Knox: Funding is a critical aspect of building any business, and over the years, we’ve explored various avenues, from bootstrapping to venture capital and private equity. How should entrepreneurs approach the decision-making process when it comes to financing their ventures?
Adair: In my experience, bootstrapping should be the initial strategy whenever feasible. It allows you to retain control and ownership of your brand while instilling financial discipline. Many entrepreneurs rush into partnerships with venture capitalists or private equity firms early on, only to find themselves relinquishing significant control of their businesses down the line. These partnerships can sometimes lead to conflicting visions and decision-making processes, which may not align with the entrepreneur’s original goals.

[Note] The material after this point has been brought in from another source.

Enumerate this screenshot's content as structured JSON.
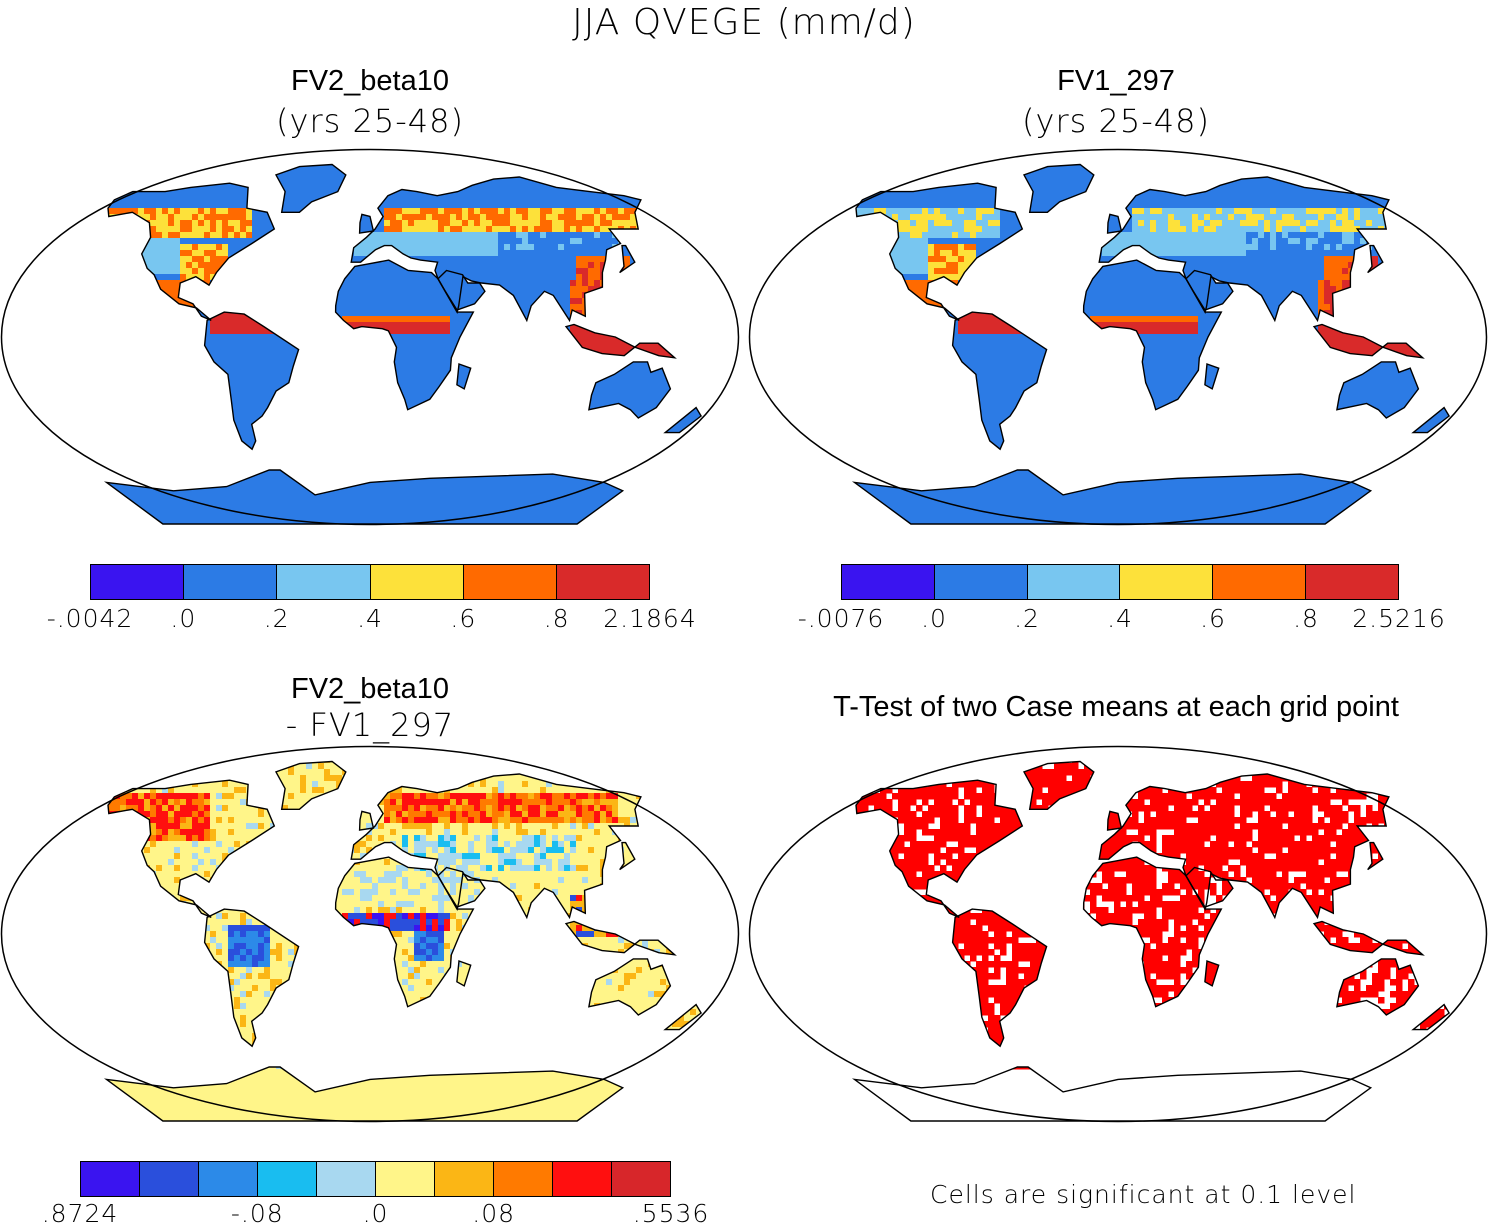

Every dollar counts when you’re starting out, so I always advise raising as little capital as necessary to reach key milestones. This approach allows you to demonstrate progress and attract further investment on your terms. It’s essential to anticipate your financial needs over the short to medium term, ensuring you have enough runway to achieve significant milestones, such as expanding distribution or launching new product lines.
While profitability is the ultimate goal, achieving it in the early stages of a consumer goods business can be challenging due to the competitive landscape and various operational costs. Reaching profitability before scaling too rapidly can provide greater autonomy and flexibility in decision-making.
As your business matures, consider seeking funding from semi-institutional sources or continuing to leverage personal connections and advice from mentors and advisors. Building a robust network of support can provide invaluable guidance as you navigate the complexities of growth and expansion.
The key is to strike a balance between securing the necessary funding to fuel growth and maintaining control over your business’s direction and destiny. By approaching financing with a strategic mindset and a focus on long-term sustainability, entrepreneurs can position their ventures for success in the dynamic landscape of the food and beverage industry.
Knox: It’s incredible to reflect on the journey from those early days to where Red’s is today. What’s on the horizon for the brand?
Adair: It’s a surreal moment for me, realizing that my daughter is now fifteen, and I began this journey when she was just three months old. Looking back, I realize how much I’ve grown alongside the business. One of the most rewarding aspects has been building an exceptional team. In the early days, resources were scarce, and we wore many hats, but now, surrounded by talented individuals, I can focus on what I do best: fueling the company with passion and ideas.
As for the future of Red’s, we’re committed to staying true to our roots while seizing new opportunities for growth. Frozen foods offer vast potential, and we’re determined to elevate the category with premium offerings. Our focus remains on snack and breakfast items, where we see tremendous potential for innovation and expansion. We’re doubling down on our commitment to providing high-quality options that cater to the diverse needs of households, from single individuals to large families.
There’s nothing more fulfilling than seeing people connect with our products on a personal level. Whether it’s a child who loves a particular item or a family gathering where everyone enjoys our offerings, it reinforces our mission to make a positive impact on people’s lives through food. I feel incredibly fortunate to be part of this journey and remain as passionate and dedicated as ever. With exciting opportunities ahead, I’m eager to see where the next chapter takes us.